The analogy is this: these mountains of reports often have a look resembling the front yards of suburban neighborhoods – clean, freshly painted, latest siding, manicured lawns, trimmed hedges, shoveled driveways (in northern neighborhoods that is). Yet, when you get into the back alleys you start to find out what each house is really about –
- ‘Tyvek’ plastic peeling and flapping in the wind as old cracked siding rots away from chipboard walls;
- tired rusted station wagons and Ford Broncos missing a wheel or two, hoods open, and that really weren’t much good for anything in the first place – and certainly not now 25 years later;
- tired old dogs barking and pacing in yellow and brown snow, thrown in the backyard to keep them out of the house on football playoffs Sunday;
- old faded plastic Fisher Price kids toys and fallen over swings;
- abandoned Christmas trees with remnants of tinsel fluttering; and
- today, bags and bags of old Free Press newspapers – each weeks edition fading and blowing in the wind, chronologically laid out down the lane.
Every now and again, a house has a backyard almost as prim and proper as the front. There’s even one that has a small ice rink with snowbanks for boards – and fresh skate tracks from little feet.
These are the occasional reports that actually have something to say – not the air pie sandwiched between pretty salmon pictures on front and back covers.

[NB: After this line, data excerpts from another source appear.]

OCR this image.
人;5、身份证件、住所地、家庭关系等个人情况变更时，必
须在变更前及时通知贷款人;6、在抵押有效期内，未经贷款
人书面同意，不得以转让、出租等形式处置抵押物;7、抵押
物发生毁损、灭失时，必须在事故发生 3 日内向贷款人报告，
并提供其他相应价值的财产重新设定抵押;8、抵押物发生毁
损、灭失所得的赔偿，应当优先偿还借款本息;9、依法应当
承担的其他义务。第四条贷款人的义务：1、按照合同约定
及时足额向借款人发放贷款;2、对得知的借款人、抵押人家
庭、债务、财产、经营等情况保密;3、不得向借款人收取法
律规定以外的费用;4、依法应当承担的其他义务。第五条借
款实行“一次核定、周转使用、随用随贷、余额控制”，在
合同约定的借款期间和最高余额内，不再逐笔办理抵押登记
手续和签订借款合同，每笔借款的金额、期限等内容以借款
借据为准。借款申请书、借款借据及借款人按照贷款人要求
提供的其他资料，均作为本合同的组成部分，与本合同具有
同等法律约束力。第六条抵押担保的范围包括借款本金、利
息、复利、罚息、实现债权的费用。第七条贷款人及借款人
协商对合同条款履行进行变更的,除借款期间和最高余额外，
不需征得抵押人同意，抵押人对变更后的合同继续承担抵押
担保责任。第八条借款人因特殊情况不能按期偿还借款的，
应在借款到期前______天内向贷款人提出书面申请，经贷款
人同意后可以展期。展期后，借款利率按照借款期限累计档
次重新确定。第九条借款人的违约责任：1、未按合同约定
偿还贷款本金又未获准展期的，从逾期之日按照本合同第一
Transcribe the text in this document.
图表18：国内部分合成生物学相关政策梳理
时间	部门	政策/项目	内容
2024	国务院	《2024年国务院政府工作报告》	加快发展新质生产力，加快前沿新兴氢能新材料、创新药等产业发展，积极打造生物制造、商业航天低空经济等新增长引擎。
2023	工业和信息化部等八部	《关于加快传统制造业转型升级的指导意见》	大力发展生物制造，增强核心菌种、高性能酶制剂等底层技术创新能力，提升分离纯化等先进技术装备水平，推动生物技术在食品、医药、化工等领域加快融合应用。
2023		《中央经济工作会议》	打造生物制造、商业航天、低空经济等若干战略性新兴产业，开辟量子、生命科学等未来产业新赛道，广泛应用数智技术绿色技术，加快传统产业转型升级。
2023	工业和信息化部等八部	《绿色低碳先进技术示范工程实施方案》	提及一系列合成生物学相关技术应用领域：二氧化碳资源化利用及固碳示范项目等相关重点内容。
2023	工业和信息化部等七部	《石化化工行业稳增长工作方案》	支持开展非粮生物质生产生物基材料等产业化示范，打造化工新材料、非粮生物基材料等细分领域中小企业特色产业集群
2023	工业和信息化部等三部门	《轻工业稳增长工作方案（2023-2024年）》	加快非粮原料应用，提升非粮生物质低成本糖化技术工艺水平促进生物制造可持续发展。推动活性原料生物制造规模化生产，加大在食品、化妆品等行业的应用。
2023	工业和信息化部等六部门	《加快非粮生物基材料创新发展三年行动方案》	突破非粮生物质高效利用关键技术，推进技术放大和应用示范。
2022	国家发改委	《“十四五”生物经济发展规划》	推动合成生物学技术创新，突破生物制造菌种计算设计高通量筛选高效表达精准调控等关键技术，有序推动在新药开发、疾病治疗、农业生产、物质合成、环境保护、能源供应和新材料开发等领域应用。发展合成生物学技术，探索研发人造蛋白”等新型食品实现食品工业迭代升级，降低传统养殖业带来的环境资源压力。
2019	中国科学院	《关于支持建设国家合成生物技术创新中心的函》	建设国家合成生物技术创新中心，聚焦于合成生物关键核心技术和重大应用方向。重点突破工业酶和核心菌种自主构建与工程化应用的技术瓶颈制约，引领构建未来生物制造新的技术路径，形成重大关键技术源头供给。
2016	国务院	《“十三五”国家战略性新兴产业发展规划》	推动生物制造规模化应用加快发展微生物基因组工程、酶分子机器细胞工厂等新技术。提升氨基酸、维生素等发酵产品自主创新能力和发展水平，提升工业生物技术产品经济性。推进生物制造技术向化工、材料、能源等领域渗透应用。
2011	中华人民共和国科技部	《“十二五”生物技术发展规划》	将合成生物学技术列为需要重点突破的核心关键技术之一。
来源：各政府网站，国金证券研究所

The air pie that is riddled with such empty, bumpfy language that says so much without saying much at all.
I got a lovely book given to me for Christmas – The Surface of Meaning: Books and Book Design in Canada by Robert Brinhurst – the B.C.-based writer, typographer, poet, linguist and thinker.Talk about a book with beautiful covers, and fantastic content in between.
In the Prologue, Bringhurst suggests:
Individual readers and whole societies can and do see themselves reflected in their printing, whether or not they are conscious of it as such.